The DE-ENIGMA team have annotated the recordings of 50 (25 British and 25 Serbian) participants in terms of continuous emotion stated, measured in valence (positivity / negativity of the emotion) and arousal (intensity of the emotion). The annotation results were then aligned using dynamic time warping for development of the machine learning method.
Online distribution of the dataset has been shown to be impractical due to the large size of the corpus (~7 TB). Instead, data distribution is now facilitated by delivering of physical storage
medium and is stored at more than one partner to help with data storage and distribution.
The following Prototypes have been delivered since the beginning of the DE-ENIGMA project:
• Prototype 0: the first version of the technical set-up was designed to support data collection.
• Prototype 1: the first technical integration was completed and the first interactive game has was developed. It was evaluated with additional children on the autism spectrum to further reduce the risk of triggering noise sensitivities.
• Prototype 2: This is a robot that responded to simple automatically observed situations. We had envisioned a multimodal recognizer, able to interpret and react appropriately to stress, affect, and interest shown by autistic children. However, this has proven a particularly challenging task for the tech partners; we speculate this is due to the challenge of working with children with autism, who by definition display very different types of behaviours and emotions. A tablet was added so that the child had an extra means of communicating with the robot and going through the therapeutic exercises. Some autonomous robot behaviours were integrated based on the messages generated by observed situations.
• Prototype 3 we originally had envisioned to make a final iteration to the previous prototype and test that on a larger scale with autistic children. We now would like to approach that differently: We have identified a need to more fundamentally explore the notion that robots help children with autism 'because they are predictable'. This assumption is commonplace throughout human robot interaction and autism literature, but to the best of the DE-ENIGMA team’s knowledge, has never been empirically proven. In order to contribute fundamentally to robot interaction with autistic children we want to develop a third prototype, 3A, to carry out an experiment with autistic children at UK locations to test that hypothesis, we believe it will highly impact research if we are successful.

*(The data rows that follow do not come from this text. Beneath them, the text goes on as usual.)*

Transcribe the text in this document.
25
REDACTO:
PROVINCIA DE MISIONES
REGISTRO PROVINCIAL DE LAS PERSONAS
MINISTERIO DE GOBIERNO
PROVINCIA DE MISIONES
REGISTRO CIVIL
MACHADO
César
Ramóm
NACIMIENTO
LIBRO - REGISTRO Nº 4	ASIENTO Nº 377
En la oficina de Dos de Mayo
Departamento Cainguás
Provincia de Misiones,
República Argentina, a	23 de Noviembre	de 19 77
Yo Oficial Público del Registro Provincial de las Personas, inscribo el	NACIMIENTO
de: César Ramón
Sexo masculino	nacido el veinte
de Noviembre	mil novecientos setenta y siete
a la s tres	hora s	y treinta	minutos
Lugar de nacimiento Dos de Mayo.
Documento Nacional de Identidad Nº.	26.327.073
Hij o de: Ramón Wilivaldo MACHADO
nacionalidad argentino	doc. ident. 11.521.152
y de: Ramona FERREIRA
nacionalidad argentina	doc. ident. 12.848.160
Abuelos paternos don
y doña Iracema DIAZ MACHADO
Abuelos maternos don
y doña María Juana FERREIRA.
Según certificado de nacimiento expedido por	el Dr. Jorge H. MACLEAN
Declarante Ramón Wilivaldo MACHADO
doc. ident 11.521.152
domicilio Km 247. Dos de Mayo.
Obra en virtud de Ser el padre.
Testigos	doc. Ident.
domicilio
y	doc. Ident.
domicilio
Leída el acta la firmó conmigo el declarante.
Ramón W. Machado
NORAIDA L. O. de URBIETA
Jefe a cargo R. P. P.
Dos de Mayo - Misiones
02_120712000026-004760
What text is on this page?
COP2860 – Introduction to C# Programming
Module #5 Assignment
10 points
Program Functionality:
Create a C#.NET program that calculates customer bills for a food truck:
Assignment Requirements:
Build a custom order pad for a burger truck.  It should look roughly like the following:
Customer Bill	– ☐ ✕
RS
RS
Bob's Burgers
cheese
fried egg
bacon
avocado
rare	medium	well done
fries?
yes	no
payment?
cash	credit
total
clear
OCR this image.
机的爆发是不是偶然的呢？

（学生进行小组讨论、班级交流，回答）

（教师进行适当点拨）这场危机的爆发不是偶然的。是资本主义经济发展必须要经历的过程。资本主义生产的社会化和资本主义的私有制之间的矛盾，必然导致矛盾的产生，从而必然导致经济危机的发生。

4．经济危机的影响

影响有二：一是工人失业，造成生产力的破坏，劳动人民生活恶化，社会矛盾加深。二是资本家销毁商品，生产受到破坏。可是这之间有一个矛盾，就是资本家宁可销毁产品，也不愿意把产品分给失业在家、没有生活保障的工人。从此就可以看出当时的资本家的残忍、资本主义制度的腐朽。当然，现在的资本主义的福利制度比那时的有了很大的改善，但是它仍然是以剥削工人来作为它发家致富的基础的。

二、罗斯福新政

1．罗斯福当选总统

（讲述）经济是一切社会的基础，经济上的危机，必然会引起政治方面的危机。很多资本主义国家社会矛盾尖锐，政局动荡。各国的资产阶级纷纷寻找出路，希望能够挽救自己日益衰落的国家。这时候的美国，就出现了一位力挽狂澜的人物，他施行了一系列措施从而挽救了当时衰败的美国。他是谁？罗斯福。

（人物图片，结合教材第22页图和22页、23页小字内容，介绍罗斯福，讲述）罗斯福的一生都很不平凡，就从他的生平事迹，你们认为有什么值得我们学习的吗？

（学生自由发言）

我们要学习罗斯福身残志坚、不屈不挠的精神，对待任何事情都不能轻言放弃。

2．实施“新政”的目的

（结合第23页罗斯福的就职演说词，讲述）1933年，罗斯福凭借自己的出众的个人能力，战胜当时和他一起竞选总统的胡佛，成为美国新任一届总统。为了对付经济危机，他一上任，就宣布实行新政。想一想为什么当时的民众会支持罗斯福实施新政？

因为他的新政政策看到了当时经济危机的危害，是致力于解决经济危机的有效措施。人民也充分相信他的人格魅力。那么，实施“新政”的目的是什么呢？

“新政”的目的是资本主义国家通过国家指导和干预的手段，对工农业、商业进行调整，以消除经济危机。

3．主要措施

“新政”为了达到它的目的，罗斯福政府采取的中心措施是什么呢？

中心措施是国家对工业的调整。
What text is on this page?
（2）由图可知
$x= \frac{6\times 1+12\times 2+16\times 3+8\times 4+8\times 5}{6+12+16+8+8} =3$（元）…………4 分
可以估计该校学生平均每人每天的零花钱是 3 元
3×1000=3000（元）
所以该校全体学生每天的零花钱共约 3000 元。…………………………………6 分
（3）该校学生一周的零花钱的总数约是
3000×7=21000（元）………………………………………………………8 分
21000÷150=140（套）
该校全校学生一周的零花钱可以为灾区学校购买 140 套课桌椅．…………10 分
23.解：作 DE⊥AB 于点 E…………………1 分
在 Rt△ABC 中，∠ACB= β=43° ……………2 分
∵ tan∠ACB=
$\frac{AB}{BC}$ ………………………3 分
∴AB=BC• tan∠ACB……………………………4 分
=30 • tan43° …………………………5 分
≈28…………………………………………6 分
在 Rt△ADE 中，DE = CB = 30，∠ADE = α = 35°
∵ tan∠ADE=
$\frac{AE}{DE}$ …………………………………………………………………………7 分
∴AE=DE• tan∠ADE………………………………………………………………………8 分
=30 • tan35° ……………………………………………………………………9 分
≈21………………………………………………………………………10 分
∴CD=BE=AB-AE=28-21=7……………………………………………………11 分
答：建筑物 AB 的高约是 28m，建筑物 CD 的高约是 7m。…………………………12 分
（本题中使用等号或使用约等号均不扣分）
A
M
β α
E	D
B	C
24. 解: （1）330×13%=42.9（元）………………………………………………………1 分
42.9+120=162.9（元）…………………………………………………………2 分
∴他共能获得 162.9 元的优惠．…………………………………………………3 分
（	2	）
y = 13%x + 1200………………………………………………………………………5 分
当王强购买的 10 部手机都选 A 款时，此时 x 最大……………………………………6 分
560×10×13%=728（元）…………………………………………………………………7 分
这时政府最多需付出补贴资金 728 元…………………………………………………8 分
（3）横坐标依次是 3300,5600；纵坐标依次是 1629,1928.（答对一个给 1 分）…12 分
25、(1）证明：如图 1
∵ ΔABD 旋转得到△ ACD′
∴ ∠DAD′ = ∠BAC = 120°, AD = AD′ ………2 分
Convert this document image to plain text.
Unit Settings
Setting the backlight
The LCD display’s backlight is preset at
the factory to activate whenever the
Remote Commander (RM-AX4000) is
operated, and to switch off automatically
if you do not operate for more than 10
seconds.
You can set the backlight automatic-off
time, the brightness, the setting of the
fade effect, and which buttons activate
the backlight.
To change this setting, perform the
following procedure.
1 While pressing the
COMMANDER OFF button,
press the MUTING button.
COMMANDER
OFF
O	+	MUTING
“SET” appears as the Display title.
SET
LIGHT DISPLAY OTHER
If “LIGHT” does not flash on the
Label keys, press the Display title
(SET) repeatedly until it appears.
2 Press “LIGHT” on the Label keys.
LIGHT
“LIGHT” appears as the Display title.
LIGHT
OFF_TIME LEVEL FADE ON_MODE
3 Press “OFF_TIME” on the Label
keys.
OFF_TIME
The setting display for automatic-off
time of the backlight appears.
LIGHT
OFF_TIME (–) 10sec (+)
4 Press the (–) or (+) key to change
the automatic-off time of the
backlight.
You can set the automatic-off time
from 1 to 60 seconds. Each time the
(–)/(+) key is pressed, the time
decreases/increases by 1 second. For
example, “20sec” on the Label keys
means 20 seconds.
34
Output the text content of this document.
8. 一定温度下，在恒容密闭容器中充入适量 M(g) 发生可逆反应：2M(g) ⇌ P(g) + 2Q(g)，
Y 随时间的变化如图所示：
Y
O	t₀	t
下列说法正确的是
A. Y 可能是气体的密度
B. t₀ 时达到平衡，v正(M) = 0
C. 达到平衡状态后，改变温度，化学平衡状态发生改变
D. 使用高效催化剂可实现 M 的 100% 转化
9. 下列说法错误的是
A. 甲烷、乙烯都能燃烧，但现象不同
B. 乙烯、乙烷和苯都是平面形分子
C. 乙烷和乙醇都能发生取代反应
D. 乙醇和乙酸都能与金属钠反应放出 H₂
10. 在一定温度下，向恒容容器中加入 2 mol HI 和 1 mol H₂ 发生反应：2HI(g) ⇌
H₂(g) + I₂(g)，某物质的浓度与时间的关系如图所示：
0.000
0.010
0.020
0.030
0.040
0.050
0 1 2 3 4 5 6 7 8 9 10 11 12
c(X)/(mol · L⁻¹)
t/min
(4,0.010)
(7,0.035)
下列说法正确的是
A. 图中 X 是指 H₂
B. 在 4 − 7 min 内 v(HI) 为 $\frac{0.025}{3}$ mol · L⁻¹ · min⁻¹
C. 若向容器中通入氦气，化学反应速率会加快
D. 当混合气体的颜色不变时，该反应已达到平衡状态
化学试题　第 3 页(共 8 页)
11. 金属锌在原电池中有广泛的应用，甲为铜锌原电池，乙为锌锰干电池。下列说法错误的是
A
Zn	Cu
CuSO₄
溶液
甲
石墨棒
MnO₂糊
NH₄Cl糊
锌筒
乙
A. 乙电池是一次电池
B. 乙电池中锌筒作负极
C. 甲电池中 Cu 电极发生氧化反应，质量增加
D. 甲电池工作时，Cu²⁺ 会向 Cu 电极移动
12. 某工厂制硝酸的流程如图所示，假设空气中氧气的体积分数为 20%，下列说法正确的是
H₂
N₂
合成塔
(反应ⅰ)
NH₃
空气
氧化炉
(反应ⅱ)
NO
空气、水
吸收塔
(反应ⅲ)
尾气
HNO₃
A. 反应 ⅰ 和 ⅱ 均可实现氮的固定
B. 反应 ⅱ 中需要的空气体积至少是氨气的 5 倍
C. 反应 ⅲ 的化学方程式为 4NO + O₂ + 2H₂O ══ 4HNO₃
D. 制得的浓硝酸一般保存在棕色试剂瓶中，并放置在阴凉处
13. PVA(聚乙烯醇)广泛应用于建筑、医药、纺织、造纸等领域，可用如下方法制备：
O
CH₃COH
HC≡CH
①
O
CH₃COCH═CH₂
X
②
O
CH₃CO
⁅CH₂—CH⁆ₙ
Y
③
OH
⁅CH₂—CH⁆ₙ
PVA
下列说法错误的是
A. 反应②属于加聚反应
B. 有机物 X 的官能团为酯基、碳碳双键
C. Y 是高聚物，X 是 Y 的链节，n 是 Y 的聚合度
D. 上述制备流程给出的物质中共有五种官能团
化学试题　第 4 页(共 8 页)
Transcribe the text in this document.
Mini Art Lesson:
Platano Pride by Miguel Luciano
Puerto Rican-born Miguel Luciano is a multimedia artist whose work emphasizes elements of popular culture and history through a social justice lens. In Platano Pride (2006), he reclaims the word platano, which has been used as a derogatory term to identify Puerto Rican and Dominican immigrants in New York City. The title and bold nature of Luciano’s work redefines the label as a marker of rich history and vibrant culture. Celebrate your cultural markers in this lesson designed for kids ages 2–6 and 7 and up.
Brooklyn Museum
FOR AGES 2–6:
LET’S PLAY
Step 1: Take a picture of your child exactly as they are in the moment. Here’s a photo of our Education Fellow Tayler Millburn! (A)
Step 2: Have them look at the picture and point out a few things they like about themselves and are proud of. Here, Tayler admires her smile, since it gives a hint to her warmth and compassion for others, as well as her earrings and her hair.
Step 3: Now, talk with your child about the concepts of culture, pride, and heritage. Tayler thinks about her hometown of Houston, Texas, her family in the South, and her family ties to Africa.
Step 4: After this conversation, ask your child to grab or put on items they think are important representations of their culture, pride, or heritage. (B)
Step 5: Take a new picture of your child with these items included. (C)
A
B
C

• In order to demonstrate the integrated technical capacity of the robot, we will build a 4th prototype, 3B, where there is multimodal interpretation/reasoning and where we provide teachers with insights the robot has into the children's progress through automated detection. We will user test this capability with expert teachers. This prototype will demonstrate the way the robot and the exercise adapt to the children's responses and will also provide the teacher with feedback on for instance micro-expressions, arousal, engagement, or performance of the children.
Our Dissemination partners maintain the project website and other related online dissemination. We continuously update the website content with news items, biographies of involved staff, publications and DE-ENIGMA was invited to present its work to European leaders at the Tallinn Digital Summit.